In Example 1, about 500 g of a sample obtained by mixing cut pieces of each size, a sieve of 4750 μm and a sieve of 2000 μm were combined and sieved to obtain 2000 μm.
The weight of the above sample was measured and the yield was calculated.

In Conventional Example 1, a fired porous body (dimensions of fired body: vertical and horizontal inner dimensions of about 100 mm, height of about 10 mm) was used in a jaw crusher, a roll crusher, and a mortar, respectively.
00 g was crushed and sieved in the same manner as in Example 1 to calculate the yield.

3) Results: The yields of Example 1 and Conventional Example 1 are shown in Table 1.

[0029]

[Table 1]

It was found that the yield of Example 1 was as high as 99.7%.

On the other hand, it was found that Conventional Example 1 was 52.9-66.3%, which is lower than that of Example 1 in each pulverizing method.

2. Filling test 1) Purpose: To compare the filling properties of the ceramic porous body according to the present invention and the porous body produced by the conventional method.

2) Sample preparation method and test method:
A sample (500 g) obtained by mixing cut pieces of each size was put into a polypropylene pot, sealed, and the pot was rotated for 24 hours to collect the sample. The collected sample is sieve mesh 475.
Sieve by combining 0 μm and 2000 μm sieves,
20 mm in diameter x 15 in height for samples of 00 μm or more
It was filled in a 0 mm container.

Conventional Example 2 is a sample obtained by mixing pieces cut into various sizes, which are not self-crushed, are crushed by a jaw crusher, a roll crusher, and a mortar, respectively, and are sieved in the same manner as in Example 2. The divided product was filled in a container having a diameter of 20 mm and a height of 150 mm.

3) Results: Shown in Table 2.

[0036]

[Table 2]

It was found that the filling rate of Example 2 was higher by about 10 to 30% than that of Conventional Example 2.

[0038]

According to the method for producing a ceramic porous body of the present invention, it is possible to provide a method for producing a ceramic porous body capable of improving the production yield of granules. Further, it is possible to provide a method for producing a ceramic porous body, which is capable of rounding a granular product to enhance the filling property. Further, it is possible to provide a ceramic porous body which can easily hold a granular product in a filling portion when filling a defective portion of human bone.

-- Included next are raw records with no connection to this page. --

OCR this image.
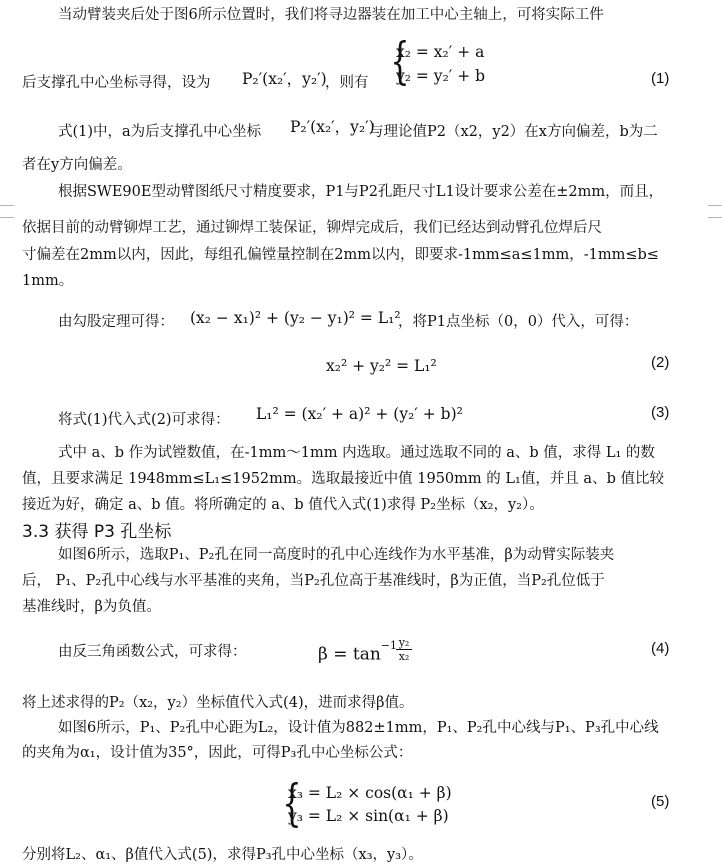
当动臂装夹后处于图6所示位置时，我们将寻边器装在加工中心主轴上，可将实际工件
后支撑孔中心坐标寻得，设为 P₂′(x₂′，y₂′)
，则有 {
x₂ = x₂′ + a
y₂ = y₂′ + b	(1)
式(1)中，a为后支撑孔中心坐标 P₂′(x₂′，y₂′)
与理论值P2（x2，y2）在x方向偏差，b为二
者在y方向偏差。
根据SWE90E型动臂图纸尺寸精度要求，P1与P2孔距尺寸L1设计要求公差在±2mm，而且，
依据目前的动臂铆焊工艺，通过铆焊工装保证，铆焊完成后，我们已经达到动臂孔位焊后尺
寸偏差在2mm以内，因此，每组孔偏镗量控制在2mm以内，即要求-1mm≤a≤1mm，-1mm≤b≤
1mm。
由勾股定理可得： (x₂ − x₁)² + (y₂ − y₁)² = L₁²
，将P1点坐标（0，0）代入，可得：
x₂² + y₂² = L₁²	(2)
将式(1)代入式(2)可求得： L₁² = (x₂′ + a)² + (y₂′ + b)²	(3)
式中 a、b 作为试镗数值，在-1mm～1mm 内选取。通过选取不同的 a、b 值，求得 L₁ 的数
值，且要求满足 1948mm≤L₁≤1952mm。选取最接近中值 1950mm 的 L₁值，并且 a、b 值比较
接近为好，确定 a、b 值。将所确定的 a、b 值代入式(1)求得 P₂坐标（x₂，y₂）。
3.3 获得 P3 孔坐标
如图6所示，选取P₁、P₂孔在同一高度时的孔中心连线作为水平基准，β为动臂实际装夹
后， P₁、P₂孔中心线与水平基准的夹角，当P₂孔位高于基准线时，β为正值，当P₂孔位低于
基准线时，β为负值。
由反三角函数公式，可求得：	$\beta = \tan^{-1}$
$\frac{\text{y₂}}{\text{x₂}}$	(4)
将上述求得的P₂（x₂，y₂）坐标值代入式(4)，进而求得β值。
如图6所示，P₁、P₂孔中心距为L₂，设计值为882±1mm，P₁、P₂孔中心线与P₁、P₃孔中心线
的夹角为α₁，设计值为35°，因此，可得P₃孔中心坐标公式：
{
x₃ = L₂ × cos(α₁ + β)
y₃ = L₂ × sin(α₁ + β)
(5)
分别将L₂、α₁、β值代入式(5)，求得P₃孔中心坐标（x₃，y₃）。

[Brief description of drawings]

FIG. 1 is a conceptual diagram of an extrusion cutting device used in a method for producing a ceramic porous body according to the present invention.

2 (a), (b), (c), and (d) are conceptual views of a ceramic porous body according to the present invention.

FIG. 3 is a conceptual diagram of a ceramic porous body according to the present invention.

[Explanation of symbols]

1 Extrusion cutting device 2 extrusion formwork 3 Molded body through hole 4 molded body 4a rectangular parallelepiped 4b Ceramic molded body 4b, 4c, 4d, 4e Granules 5 Ceramic porous body 5a Bioabsorbable material

Claims (5)

[Claims] 1. A method for producing a ceramic porous body, which comprises forming a molded body of a porous body using a ceramic raw material, finely cutting the molded body into a predetermined size, and firing. 2. The method for producing a ceramic porous body according to claim 1, wherein the compact is a gelled slurry containing a ceramic raw material. 3. The method for producing a ceramic porous body according to claim 1, wherein the compact is formed by extrusion molding. 4. The method for manufacturing a ceramic porous body according to claim 1, wherein the ceramic porous body is rounded by self-pulverization. 5. A ring-shaped ceramic porous body produced by molding and firing a ceramic raw material, and a plurality of the ceramic porous bodies connected to each other.